A softer greenback is the default setting while policy uncertainty swirls.

  • EUR/USD: Broke above 1.14; resistance at 1.1465, support near 1.1280.
  • GBP/USD: Hit 1.3591 (3-year high); next level is 1.3749.
  • USD/JPY: Dropped to 142.2, filling the May 6 chart gap. Next support: 141.68–140.00.
  • Emerging FX: INR strengthens past 85/$ on yuan gains and softer USD.

Commodities – gold cools, oil eyes OPEC+

Spot gold eased 0.3% in early trade, trimming Friday’s 2% surge now that tariff risk is on hold; yet analysts argue the broader bid remains as central-bank diversification and a wobbly dollar continue. Brent crude added 0.6%, but Sunday’s OPEC+ meeting is key. Delegates signal another 411kbd July supply increase and a phased rollback of the 2.2mbd voluntary cut by October—likely capping prices in the mid-$60s.
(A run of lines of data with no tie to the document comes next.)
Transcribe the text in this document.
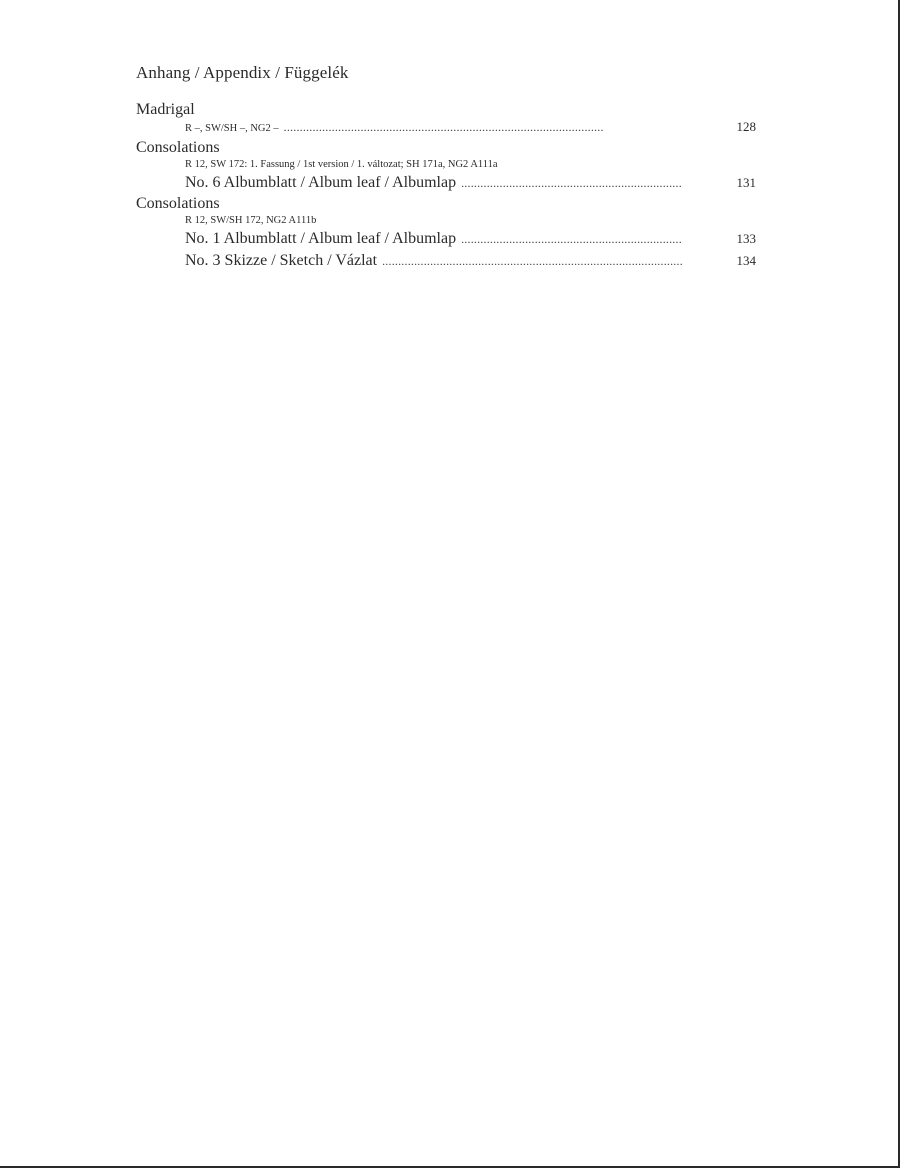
Anhang / Appendix / Függelék
Madrigal
R –, SW/SH –, NG2 – . . .	128
Consolations
R 12, SW 172: 1. Fassung / 1st version / 1. változat; SH 171a, NG2 A111a
No. 6 Albumblatt / Album leaf / Albumlap . . .	131
Consolations
R 12, SW/SH 172, NG2 A111b
No. 1 Albumblatt / Album leaf / Albumlap . . .	133
No. 3 Skizze / Sketch / Vázlat . . .	134
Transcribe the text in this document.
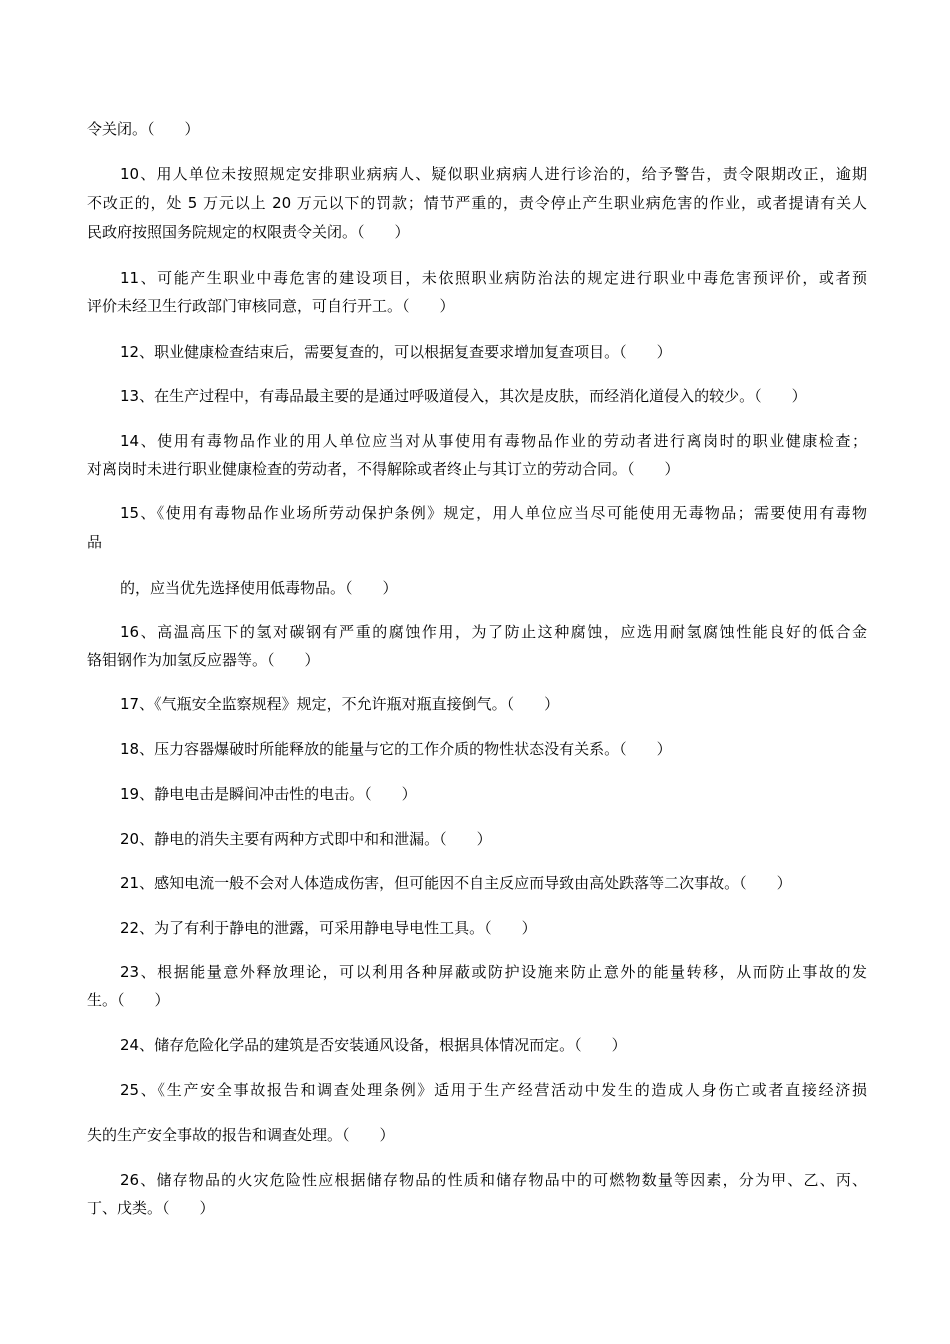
令关闭。（　　）
10、用人单位未按照规定安排职业病病人、疑似职业病病人进行诊治的，给予警告，责令限期改正，逾期
不改正的，处 5 万元以上 20 万元以下的罚款；情节严重的，责令停止产生职业病危害的作业，或者提请有关人
民政府按照国务院规定的权限责令关闭。（　　）
11、可能产生职业中毒危害的建设项目，未依照职业病防治法的规定进行职业中毒危害预评价，或者预
评价未经卫生行政部门审核同意，可自行开工。（　　）
12、职业健康检查结束后，需要复查的，可以根据复查要求增加复查项目。（　　）
13、在生产过程中，有毒品最主要的是通过呼吸道侵入，其次是皮肤，而经消化道侵入的较少。（　　）
14、使用有毒物品作业的用人单位应当对从事使用有毒物品作业的劳动者进行离岗时的职业健康检查；
对离岗时未进行职业健康检查的劳动者，不得解除或者终止与其订立的劳动合同。（　　）
15、《使用有毒物品作业场所劳动保护条例》规定，用人单位应当尽可能使用无毒物品；需要使用有毒物
品
的，应当优先选择使用低毒物品。（　　）
16、高温高压下的氢对碳钢有严重的腐蚀作用，为了防止这种腐蚀，应选用耐氢腐蚀性能良好的低合金
铬钼钢作为加氢反应器等。（　　）
17、《气瓶安全监察规程》规定，不允许瓶对瓶直接倒气。（　　）
18、压力容器爆破时所能释放的能量与它的工作介质的物性状态没有关系。（　　）
19、静电电击是瞬间冲击性的电击。（　　）
20、静电的消失主要有两种方式即中和和泄漏。（　　）
21、感知电流一般不会对人体造成伤害，但可能因不自主反应而导致由高处跌落等二次事故。（　　）
22、为了有利于静电的泄露，可采用静电导电性工具。（　　）
23、根据能量意外释放理论，可以利用各种屏蔽或防护设施来防止意外的能量转移，从而防止事故的发
生。（　　）
24、储存危险化学品的建筑是否安装通风设备，根据具体情况而定。（　　）
25、《生产安全事故报告和调查处理条例》适用于生产经营活动中发生的造成人身伤亡或者直接经济损
失的生产安全事故的报告和调查处理。（　　）
26、储存物品的火灾危险性应根据储存物品的性质和储存物品中的可燃物数量等因素，分为甲、乙、丙、
丁、戊类。（　　）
Corporate corner – chips, steel and credit

  • Nvidia: Earnings Thursday dominate. Any sign of weaker AI server demand could hit broader tech sentiment.
  • U.S. Steel: Trump vows to keep it under U.S. control amid Nippon Steel bid, raising industrial policy risks.
  • Debt markets: Senate tax-and-spend bill looms; may widen fiscal gap and pressure yields further.

Risk matrix for the week

Catalyst Upside Scenario Downside Scenario
Tariff negotiations Talks progress, deadline pushed again Trump re-imposes June 1 deadline
Core PCE (Fri) ≤ 0.2% m/m fuels Fed-cut hopes ≥ 0.3% reignites bond sell-off
OPEC+ meeting Small quota lift supports $70 Brent 0.4mbd+ hike pushes Brent to mid-$60s
Nvidia results AI demand strong → tech bounce Gross-margin miss hits semis & Nasdaq
Month-end flows Passive bid restrains yields Index duration sellers steepen curve

Bottom line

Politics may dominate the narrative, but hard data and central-bank rhetoric will decide whether last week’s tariff-induced shakeout was a buying opportunity or the prologue to a broader risk-asset correction. Stay nimble, hedge headline risk—and watch Friday’s PCE print like a hawk.